I have a cool canary who sits in his cage in the greenhouse window in our kitchen, making the most of his present incarnation, at least within the limitations of his artificial enclosure. When I come out in the morning to make coffee, he tweets and I whistle back. We go on like that for a few moments, then resume our private thoughts as we carry on with our business. It works just fine, unless I happen to whistle the theme song from the Andy Griffith Show. That tends to stump him for a while, then he may suddenly burst out with a staggering series of trills and chirps to show me unequivocally who’s the boss in that category.
Likewise, if we should discover that the universe (in which our particular solar system is a mere speck lingering on the outskirts of a relatively ordinary galaxy afloat among billions of comparable others) is itself akin to a kind of science experiment conducted by nerd-like beings in a surrounding universe, inexplicable beings whose own universe is itself contained within that of another, like exponential Russian Babushka Nesting Dolls, we might pause and show a little more humility when moved by our habitual arrogance to expound and explain some piece of so-called wisdom to a fellow ignoramus.
Still, we will generally persist in spite of all that, simply because we are human, and that is a popular mind game we play with each other, for no particular reason, except to confirm our own tenuous self-sense in the midst of the incomprehensible unknown mystery which constitutes our brief but all-important (to us) existence. We’re rather predictable in that regard, and quite happy to share our carefully crafted opinions when the opportunity presents itself, or even if it doesn’t.
Yes, we imagine we’re something special, and we want our fellow somethings to know all about it. It’s not unlike the alpha-type hummingbird who lives in our front yard. We have several hummingbird feeders, but that one hummer tries to dominate them all.
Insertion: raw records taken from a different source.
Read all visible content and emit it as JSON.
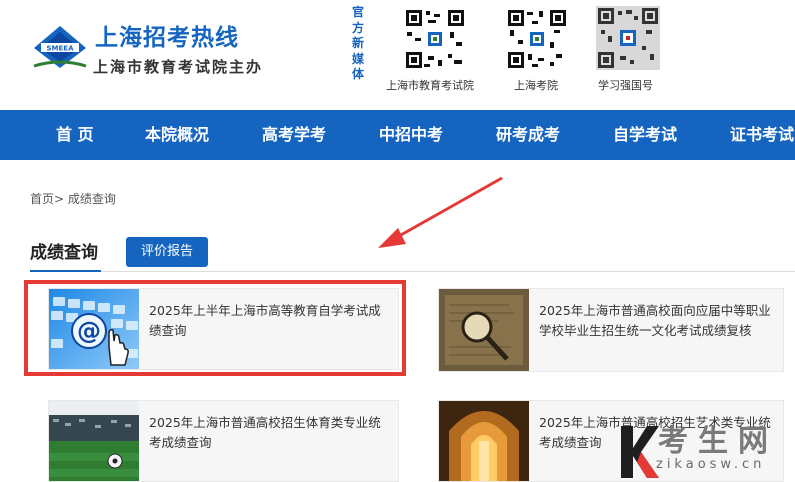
{
  "header": {
    "title": "上海招考热线",
    "subtitle": "上海市教育考试院主办",
    "emblem_text": "SMEEA",
    "media_label": "官方新媒体",
    "qr_codes": [
      {
        "caption": "上海市教育考试院"
      },
      {
        "caption": "上海考院"
      },
      {
        "caption": "学习强国号"
      }
    ]
  },
  "nav": {
    "items": [
      {
        "label": "首 页"
      },
      {
        "label": "本院概况"
      },
      {
        "label": "高考学考"
      },
      {
        "label": "中招中考"
      },
      {
        "label": "研考成考"
      },
      {
        "label": "自学考试"
      },
      {
        "label": "证书考试"
      }
    ]
  },
  "breadcrumb": {
    "home": "首页",
    "separator": ">",
    "current": "成绩查询"
  },
  "section": {
    "title": "成绩查询",
    "report_button": "评价报告"
  },
  "cards": [
    {
      "text": "2025年上半年上海市高等教育自学考试成绩查询",
      "thumb_icon": "at-keyboard-icon"
    },
    {
      "text": "2025年上海市普通高校面向应届中等职业学校毕业生招生统一文化考试成绩复核",
      "thumb_icon": "magnifier-icon"
    },
    {
      "text": "2025年上海市普通高校招生体育类专业统考成绩查询",
      "thumb_icon": "stadium-icon"
    },
    {
      "text": "2025年上海市普通高校招生艺术类专业统考成绩查询",
      "thumb_icon": "arch-icon"
    }
  ],
  "watermark": {
    "text": "考生网",
    "url": "zikaosw.cn"
  },
  "colors": {
    "brand_blue": "#1565c0",
    "highlight_red": "#e53935"
  }
}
He spends so much energy darting from feeder to feeder to protect his territory, that he doesn’t have much time to just kick back and enjoy the totality of the universal manifestation as it all comes down in elegant harmony!
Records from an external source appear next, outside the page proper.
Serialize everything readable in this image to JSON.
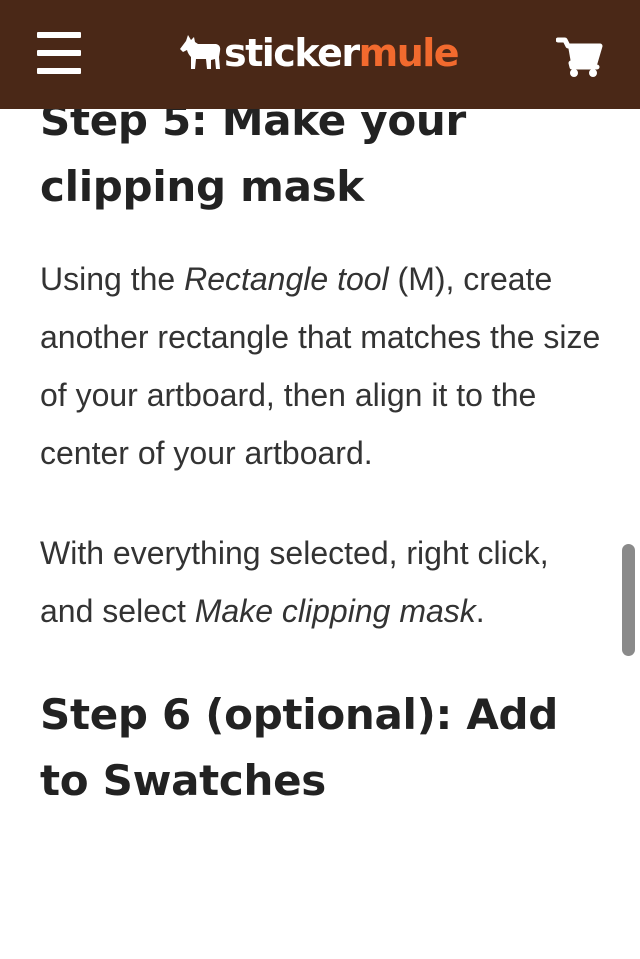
{
  "header": {
    "logo": {
      "part1": "sticker",
      "part2": "mule",
      "brand_color": "#f26a2e"
    },
    "background_color": "#4a2817",
    "menu_icon": "hamburger-menu-icon",
    "cart_icon": "shopping-cart-icon"
  },
  "article": {
    "step5_heading": "Step 5: Make your clipping mask",
    "step5_para1": {
      "text1": "Using the ",
      "em1": "Rectangle tool",
      "text2": " (M), create another rectangle that matches the size of your artboard, then align it to the center of your artboard."
    },
    "step5_para2": {
      "text1": "With everything selected, right click, and select ",
      "em1": "Make clipping mask",
      "text2": "."
    },
    "step6_heading": "Step 6 (optional): Add to Swatches"
  }
}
In any case, the years run on, and we keep making the same blunders, only with different people, but in eerily similar circumstances, until perhaps with a bit of merciful grace we raise our head from its customary soupy stupor and look around, as if for the very first time. Was that a whistle we heard? We’re tempted to say something, but then, uncharacteristically, we don’t. It is a new sensation, to start to speak but then to suddenly shut up. What a relief, to simply ignore the chronic reactive compulsion to blather. It feels OK, in fact, it feels quite natural! We could get used to this!